When it's all considered together, the areas of the game world where people live and work hopefully feel like that's happening all the time. It also allows for some contrast against the areas of the game where it (intentionally) looks a little bit more like time stands still.
Just like in the engine there are lots of little parts of the game that are essential glue between the larger parts that are not large enough for a whole section of their own. Here are a few.
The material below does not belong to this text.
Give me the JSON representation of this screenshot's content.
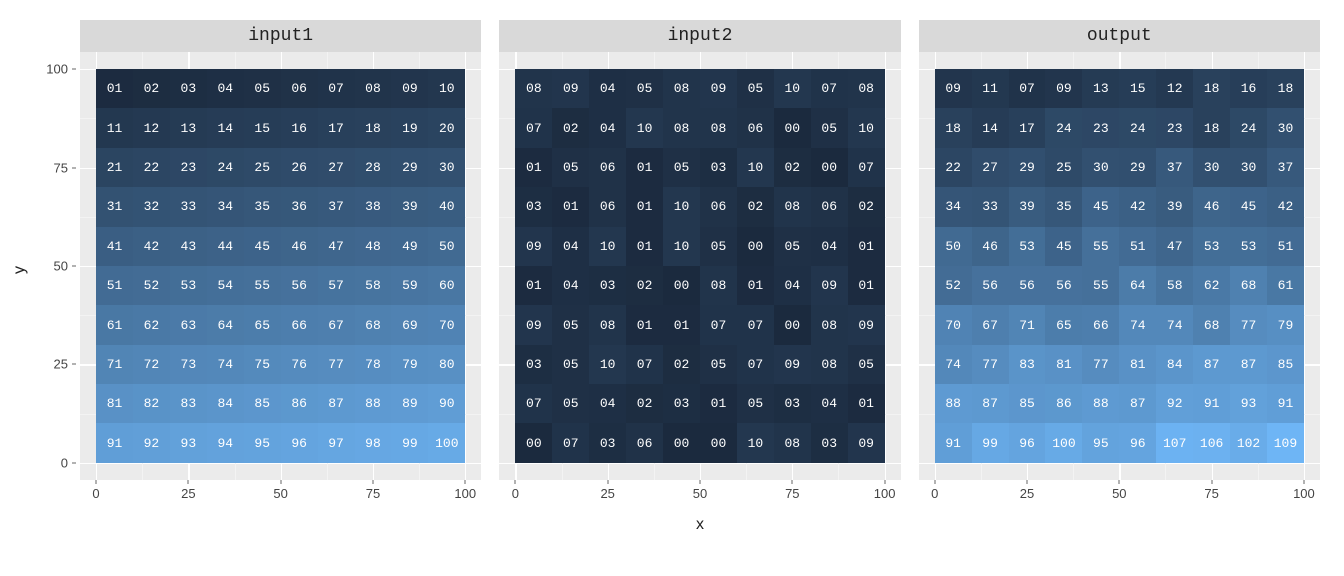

Many less people than you might expect actually own a gamepad for their PC (about 12%-16%) so making sure your game is fun and playable on keyboard is critical stuff. The Moonstone Equation feels as good on game-pad as it does on keyboard. It's also important to allow your players to switch from one to the other as they choose while the game is running, including unplugging or plugging in a controller. This should all happen seamlessly and without fuss. I've seen plenty of (sometimes big) games fail at this. Oh, and don't forget that all those on screen controller hints will need to match the input device.
I opted to make The Moonstone Equation so it can be played to completion using either game-pad or a keyboard but there are some occasions where you have to type on the keyboard if you want to experience everything; I think the computer terminals feel more authentic if you get to type simple commands into them. I hope that very few people find this design choice odd or inconvenient. I expect that everyone has a keyboard within easy reach and I have a very very low expectation of ever porting my game to a games console.
The earlier work on the engine to support structured files and versioning made most of the task of supporting game saves file a lot simpler. The hardest part was making sure that I could reliably iterate through all the world data and apply the changes the player had made since they started playing without missing anything new I'd added to the game since the save file was created.
There's lots of different types of dynamic moments within the game world that call for some sort of audio-visual response. I didn't write a particle system within the main engine because I didn't want to spend the time writing the tools that would be required to turn a general purpose system into specific effects for specific occasions. Instead I opted to implement a simple code based system that make use of the dynamic vertex/index buffer handling to continuously generate particles when needed. It's not the most optimal approach but I only need a few thousand particles at a time; PC hardware has been capable of those sorts of numbers for a long time. Along with the general particle stuff there's also a few parts of the game that use pixel shader effects. These are always much easier to write directly as needed; especially when you've already written the rest of the engine.
Congratulations, You've battled through ten thousand words of my rambling warning about the risks and effort involved in making everything yourself (or you've just scrolled to the bottom to read this bit). If you're still considering starting from some very basic point and writing an engine as well as a game then great, you've obviously got some serious determination.
However, there are a few significant things I've left out (along with many small things).
For a start I've only focused on the technical aspects of game creation, There's a lot more to game production than just that. I've not mentioned the thousands of (occasionally animated) sprites that went into the Moonstone Equation, or all the other artwork and UI. On top of that there's the creation and balancing of hundreds of sound effects and the composition and production of a dozen or so musical scores. If you opt for branching narrative and puzzles as I have you can expect that to take up a significant amount of time too.
Once all that's done (actually before all that's done) you've also got to consider how you're going to tell everyone/anyone about your amazing creation; that means marketing. So now you'll also need to create screenshots, videos, trailers and other promotional materials along with a website, social media accounts and forums to put it all on to allow you to communicate with the fans and supporters you hope to find.
All this effort might also lead you to write a long rambling article warning others about the perils (and potential folly) of your protracted development methods.